Tokenization of property ownership is a rapidly evolving application of blockchain technology that converts real estate assets into digital tokens, enabling fractional ownership, increased liquidity, and broader access to investment opportunities.
Real estate tokenization involves representing ownership rights in a property (e.g., equity, rental income, or profit-sharing) as digital tokens on a blockchain. These tokens can be bought, sold, or traded like other crypto assets, such as Bitcoin or Ethereum, but are backed by real-world assets (RWAs). Each token typically represents a fractional share of the property, lowering the barrier to entry for investors. Smart contracts automate transactions, ensuring transparency and security
XRP is often cited for its fast, low-cost transactions, institutional partnerships, and potential for a spot ETF. It’s seen as a strong choice for long-term investors due to its real-world utility and regulatory clarity. Bitcoin (BTC) Remains the most liquid and popular cryptocurrency, valued for its store-of-value status and institutional interest. It’s a staple in diversified portfolios.
Ethereum (ETH) dominates DeFi and NFTs with its smart contract capabilities, bolstered by Ethereum 2.0’s lower fees and improved speed. Solana (SOL) is known for fast transactions and low fees, it’s a strong contender for DeFi and NFT platforms, often called an “Ethereum killer.” Hyperliquid (HYPE) is a newer layer-1 blockchain with advanced transaction capabilities, showing strong year-to-date performance.
Tokenized real estate is considered a category of crypto assets because the tokens are built on blockchain platforms (e.g., Ethereum, Solana) and function similarly to other digital assets. They’re traded on specialized platforms or decentralized exchanges, offering liquidity and global access, unlike traditional real estate. This makes them one of the “best” crypto assets for investors seeking diversification beyond volatile cryptocurrencies like Bitcoin or meme coins, as they’re tied to tangible assets with potential for stable returns (e.g., 11% average rental yield on some platforms).
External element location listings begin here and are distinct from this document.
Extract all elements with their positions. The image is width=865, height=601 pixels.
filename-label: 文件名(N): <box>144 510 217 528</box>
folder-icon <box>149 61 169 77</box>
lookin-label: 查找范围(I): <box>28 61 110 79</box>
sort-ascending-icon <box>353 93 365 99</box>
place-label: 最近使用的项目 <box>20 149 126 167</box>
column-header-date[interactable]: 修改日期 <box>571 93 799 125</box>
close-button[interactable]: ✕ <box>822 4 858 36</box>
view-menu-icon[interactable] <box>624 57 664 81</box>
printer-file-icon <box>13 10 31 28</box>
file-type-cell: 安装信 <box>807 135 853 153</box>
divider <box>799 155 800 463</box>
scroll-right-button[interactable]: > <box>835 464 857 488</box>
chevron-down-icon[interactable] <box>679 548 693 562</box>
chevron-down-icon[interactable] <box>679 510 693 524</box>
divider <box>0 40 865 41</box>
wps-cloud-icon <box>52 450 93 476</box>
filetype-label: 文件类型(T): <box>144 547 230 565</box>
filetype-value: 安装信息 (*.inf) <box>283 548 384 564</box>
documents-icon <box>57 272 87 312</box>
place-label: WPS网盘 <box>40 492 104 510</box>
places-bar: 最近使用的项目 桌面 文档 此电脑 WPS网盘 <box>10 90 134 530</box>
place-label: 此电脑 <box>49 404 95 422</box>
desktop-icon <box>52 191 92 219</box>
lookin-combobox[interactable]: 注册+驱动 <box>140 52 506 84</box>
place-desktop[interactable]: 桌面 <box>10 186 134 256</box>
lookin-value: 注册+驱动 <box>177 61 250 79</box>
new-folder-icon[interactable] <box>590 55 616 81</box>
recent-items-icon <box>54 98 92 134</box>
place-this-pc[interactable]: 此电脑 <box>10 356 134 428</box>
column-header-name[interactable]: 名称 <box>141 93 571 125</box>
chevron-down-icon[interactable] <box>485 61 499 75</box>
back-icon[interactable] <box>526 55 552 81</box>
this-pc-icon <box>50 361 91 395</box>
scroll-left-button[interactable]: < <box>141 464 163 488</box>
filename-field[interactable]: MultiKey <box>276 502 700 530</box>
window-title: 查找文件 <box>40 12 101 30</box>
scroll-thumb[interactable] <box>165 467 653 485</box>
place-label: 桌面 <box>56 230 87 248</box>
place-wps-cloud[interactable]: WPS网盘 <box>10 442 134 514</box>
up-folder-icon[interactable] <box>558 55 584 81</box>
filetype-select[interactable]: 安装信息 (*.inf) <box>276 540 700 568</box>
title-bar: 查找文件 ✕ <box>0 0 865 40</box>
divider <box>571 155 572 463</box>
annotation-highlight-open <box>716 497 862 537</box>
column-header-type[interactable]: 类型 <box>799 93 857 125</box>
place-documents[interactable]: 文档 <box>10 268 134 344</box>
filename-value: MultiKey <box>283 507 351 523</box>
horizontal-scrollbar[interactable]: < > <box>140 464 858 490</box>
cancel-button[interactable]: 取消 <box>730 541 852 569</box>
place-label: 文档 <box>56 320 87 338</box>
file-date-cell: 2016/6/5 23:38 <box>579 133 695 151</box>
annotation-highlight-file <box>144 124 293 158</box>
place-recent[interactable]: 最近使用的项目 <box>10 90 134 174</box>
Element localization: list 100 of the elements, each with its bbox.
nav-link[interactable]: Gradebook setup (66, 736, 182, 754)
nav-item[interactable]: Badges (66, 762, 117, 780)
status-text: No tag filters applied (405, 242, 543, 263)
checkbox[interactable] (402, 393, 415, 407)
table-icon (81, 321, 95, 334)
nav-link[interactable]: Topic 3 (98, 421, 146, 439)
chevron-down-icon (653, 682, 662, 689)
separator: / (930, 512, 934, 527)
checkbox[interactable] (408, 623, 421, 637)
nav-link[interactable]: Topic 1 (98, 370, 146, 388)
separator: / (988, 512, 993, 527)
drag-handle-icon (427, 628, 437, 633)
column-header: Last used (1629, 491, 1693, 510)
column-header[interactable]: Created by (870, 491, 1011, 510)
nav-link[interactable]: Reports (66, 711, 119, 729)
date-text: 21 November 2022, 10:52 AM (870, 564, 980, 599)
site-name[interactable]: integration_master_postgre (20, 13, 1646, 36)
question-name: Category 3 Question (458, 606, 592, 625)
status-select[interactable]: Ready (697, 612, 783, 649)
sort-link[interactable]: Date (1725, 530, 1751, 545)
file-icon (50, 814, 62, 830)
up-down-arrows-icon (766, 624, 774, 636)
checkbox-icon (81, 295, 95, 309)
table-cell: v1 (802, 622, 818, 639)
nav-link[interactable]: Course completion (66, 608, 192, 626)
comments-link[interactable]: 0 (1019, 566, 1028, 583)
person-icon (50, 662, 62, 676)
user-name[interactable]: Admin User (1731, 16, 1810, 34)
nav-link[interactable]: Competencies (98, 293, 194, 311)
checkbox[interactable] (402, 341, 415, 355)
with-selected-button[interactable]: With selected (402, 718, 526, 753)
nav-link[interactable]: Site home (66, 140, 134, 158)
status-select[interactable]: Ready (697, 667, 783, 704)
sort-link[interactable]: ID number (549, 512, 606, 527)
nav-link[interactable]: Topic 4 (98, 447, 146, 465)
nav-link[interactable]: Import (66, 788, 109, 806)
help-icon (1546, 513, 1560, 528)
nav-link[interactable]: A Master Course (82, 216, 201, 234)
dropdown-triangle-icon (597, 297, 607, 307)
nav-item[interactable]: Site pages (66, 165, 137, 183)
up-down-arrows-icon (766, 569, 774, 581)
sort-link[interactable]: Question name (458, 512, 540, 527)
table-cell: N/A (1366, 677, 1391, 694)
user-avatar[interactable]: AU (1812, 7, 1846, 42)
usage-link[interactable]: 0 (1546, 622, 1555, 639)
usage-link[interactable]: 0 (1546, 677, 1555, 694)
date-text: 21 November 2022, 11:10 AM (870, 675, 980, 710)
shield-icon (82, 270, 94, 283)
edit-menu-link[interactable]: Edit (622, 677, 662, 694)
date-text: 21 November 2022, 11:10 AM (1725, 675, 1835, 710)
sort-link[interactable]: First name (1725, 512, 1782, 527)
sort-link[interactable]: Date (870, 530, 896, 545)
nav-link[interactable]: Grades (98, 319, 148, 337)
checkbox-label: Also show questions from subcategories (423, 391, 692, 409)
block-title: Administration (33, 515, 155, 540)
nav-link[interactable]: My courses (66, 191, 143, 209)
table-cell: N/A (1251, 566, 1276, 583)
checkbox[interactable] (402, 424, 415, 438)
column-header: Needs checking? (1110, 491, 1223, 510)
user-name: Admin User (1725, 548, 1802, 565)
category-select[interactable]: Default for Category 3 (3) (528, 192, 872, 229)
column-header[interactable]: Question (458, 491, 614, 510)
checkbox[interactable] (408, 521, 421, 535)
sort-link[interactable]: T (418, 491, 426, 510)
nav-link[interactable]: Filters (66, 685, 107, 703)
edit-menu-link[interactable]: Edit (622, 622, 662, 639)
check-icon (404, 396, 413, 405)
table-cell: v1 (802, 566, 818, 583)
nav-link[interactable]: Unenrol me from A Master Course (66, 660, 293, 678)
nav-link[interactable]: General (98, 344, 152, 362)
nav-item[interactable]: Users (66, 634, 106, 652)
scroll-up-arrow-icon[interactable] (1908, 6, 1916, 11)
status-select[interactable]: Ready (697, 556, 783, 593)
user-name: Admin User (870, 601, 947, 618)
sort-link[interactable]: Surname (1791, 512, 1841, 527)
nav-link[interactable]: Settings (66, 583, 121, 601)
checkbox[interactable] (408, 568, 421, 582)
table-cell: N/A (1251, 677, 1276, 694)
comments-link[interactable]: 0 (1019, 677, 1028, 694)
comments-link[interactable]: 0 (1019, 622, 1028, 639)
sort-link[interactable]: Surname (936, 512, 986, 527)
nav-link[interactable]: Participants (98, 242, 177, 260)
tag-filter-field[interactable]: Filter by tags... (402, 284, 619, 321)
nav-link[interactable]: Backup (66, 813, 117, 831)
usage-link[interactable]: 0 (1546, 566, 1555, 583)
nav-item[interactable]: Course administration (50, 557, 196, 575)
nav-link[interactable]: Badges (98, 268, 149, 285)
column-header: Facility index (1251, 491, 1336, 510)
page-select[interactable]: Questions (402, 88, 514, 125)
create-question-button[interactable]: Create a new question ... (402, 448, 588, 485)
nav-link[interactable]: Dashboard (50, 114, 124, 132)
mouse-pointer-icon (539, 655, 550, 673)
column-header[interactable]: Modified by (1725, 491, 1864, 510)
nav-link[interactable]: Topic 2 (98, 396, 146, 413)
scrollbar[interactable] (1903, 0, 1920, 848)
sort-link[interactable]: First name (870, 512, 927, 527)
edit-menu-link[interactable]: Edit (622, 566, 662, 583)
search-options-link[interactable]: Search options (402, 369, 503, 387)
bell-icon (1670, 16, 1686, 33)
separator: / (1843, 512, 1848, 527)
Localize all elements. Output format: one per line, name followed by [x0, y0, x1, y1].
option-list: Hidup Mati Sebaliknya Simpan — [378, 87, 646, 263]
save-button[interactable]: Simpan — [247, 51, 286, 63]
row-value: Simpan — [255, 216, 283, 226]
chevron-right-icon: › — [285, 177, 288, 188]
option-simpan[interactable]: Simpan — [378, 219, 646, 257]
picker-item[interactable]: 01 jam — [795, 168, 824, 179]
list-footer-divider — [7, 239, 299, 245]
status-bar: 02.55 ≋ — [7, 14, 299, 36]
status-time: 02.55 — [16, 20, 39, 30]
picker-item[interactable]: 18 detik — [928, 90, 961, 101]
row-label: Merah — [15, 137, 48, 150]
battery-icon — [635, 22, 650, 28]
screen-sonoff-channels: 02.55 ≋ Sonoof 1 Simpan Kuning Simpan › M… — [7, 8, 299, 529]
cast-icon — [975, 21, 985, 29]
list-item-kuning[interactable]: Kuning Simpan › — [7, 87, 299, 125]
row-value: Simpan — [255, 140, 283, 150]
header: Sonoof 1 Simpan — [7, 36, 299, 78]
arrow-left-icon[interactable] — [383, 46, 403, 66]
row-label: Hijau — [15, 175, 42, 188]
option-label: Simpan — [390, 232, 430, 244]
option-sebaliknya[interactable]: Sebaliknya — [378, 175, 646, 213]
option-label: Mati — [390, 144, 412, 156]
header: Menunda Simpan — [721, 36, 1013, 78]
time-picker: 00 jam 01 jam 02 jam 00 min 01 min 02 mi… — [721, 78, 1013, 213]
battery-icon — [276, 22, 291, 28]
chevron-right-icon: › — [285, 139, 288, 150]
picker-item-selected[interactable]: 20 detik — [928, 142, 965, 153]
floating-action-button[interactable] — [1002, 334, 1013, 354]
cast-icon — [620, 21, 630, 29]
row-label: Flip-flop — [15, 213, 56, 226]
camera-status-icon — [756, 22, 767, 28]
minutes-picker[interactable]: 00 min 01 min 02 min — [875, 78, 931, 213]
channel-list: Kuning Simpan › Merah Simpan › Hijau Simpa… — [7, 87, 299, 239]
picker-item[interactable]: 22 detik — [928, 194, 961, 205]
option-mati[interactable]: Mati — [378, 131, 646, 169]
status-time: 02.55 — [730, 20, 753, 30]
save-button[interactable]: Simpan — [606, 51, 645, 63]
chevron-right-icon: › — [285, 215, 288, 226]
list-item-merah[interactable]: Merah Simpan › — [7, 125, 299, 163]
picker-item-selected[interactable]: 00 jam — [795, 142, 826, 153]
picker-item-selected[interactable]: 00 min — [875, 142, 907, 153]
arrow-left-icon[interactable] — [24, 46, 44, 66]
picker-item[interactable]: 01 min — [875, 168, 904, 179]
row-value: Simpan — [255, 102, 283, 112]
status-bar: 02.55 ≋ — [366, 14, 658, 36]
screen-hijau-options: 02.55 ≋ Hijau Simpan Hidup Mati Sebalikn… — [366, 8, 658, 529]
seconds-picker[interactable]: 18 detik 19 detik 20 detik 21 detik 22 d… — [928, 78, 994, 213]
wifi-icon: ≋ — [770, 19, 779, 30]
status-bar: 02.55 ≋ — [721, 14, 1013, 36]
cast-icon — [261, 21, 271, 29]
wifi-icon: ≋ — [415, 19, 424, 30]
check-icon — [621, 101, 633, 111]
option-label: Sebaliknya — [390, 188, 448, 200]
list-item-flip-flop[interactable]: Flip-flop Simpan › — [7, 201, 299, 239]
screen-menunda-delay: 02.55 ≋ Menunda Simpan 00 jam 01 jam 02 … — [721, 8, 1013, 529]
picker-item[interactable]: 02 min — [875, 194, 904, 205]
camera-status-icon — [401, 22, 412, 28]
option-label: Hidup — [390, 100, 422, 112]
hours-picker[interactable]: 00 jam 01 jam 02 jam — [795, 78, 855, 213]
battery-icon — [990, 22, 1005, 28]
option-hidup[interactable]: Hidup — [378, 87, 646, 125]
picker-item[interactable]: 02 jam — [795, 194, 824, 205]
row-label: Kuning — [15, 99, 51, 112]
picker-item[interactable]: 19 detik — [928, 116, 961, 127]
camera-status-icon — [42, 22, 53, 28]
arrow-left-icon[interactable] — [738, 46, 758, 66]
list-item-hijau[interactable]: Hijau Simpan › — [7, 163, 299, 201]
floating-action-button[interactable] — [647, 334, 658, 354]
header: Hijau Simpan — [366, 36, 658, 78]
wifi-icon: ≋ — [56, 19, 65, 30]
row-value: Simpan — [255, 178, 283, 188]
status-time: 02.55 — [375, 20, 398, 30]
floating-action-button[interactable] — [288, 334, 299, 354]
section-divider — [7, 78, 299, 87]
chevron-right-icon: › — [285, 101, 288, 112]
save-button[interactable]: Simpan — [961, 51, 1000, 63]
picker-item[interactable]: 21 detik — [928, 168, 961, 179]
Benefits of Real Estate Tokenization includes Fractional Ownership i.e. Investors can buy small portions of high-value properties (as low as $50), democratizing access to real estate markets. Tokens are liquid and can be traded 24/7 on digital marketplaces, unlike traditional real estate, which is illiquid and slow to sell. Blockchain ensures immutable records and reduces reliance on intermediaries like notaries or land registrars. Investors worldwide can participate, bypassing geographic or financial barriers. Smart contracts automate processes like dividend distribution or ownership transfers, cutting costs and time.
Dubai’s Multibillion-Dollar Project: In March 2025, the Dubai Land Department (DLD) launched a major tokenization initiative to enable fractional ownership of real estate, improving land record trust and municipal revenue collection.
New Jersey’s Blockchain Partnerships: Bergen County, NJ, partnered with blockchain companies to tokenize real estate, aiming to streamline transactions and modernize land records.
Deloitte predicts the global tokenized real estate market could grow from $300 billion to $4 trillion in 10 years. Other estimates suggest $19.4 billion by 2033. Beyond existing buildings, tokenization is expanding to infrastructure, under-construction residential properties, and data centers, reflecting renewed interest in large-scale developments. Emerging concepts like progressive ownership allow tenants to gradually buy property shares (e.g., daily or monthly), making homeownership more accessible, especially in high-cost markets.
In future, Tokenized Real Estate Could Be Among the “Best” Crypto Assets. Unlike volatile cryptocurrencies, tokenized real estate is backed by physical assets, offering potential stability and rental income. Low entry points (e.g., $50 on platforms like Lofty) make it appealing for retail investors. The market’s projected growth and institutional adoption (e.g., high-net-worth individuals, funds) signal strong future value. Tokenization aligns with DeFi trends, leveraging smart contracts and blockchain for efficiency, positioning it as a forward-thinking investment.
Lofty is one such platform, offering tokenized properties with $50 minimum investments, daily rental payouts, and secondary marketplaces. Ethereum and Solana: Commonly used blockchains for real estate tokens due to their smart contract capabilities. Blocksquare and similar platforms enable gradual ownership models, ideal for first-time buyers.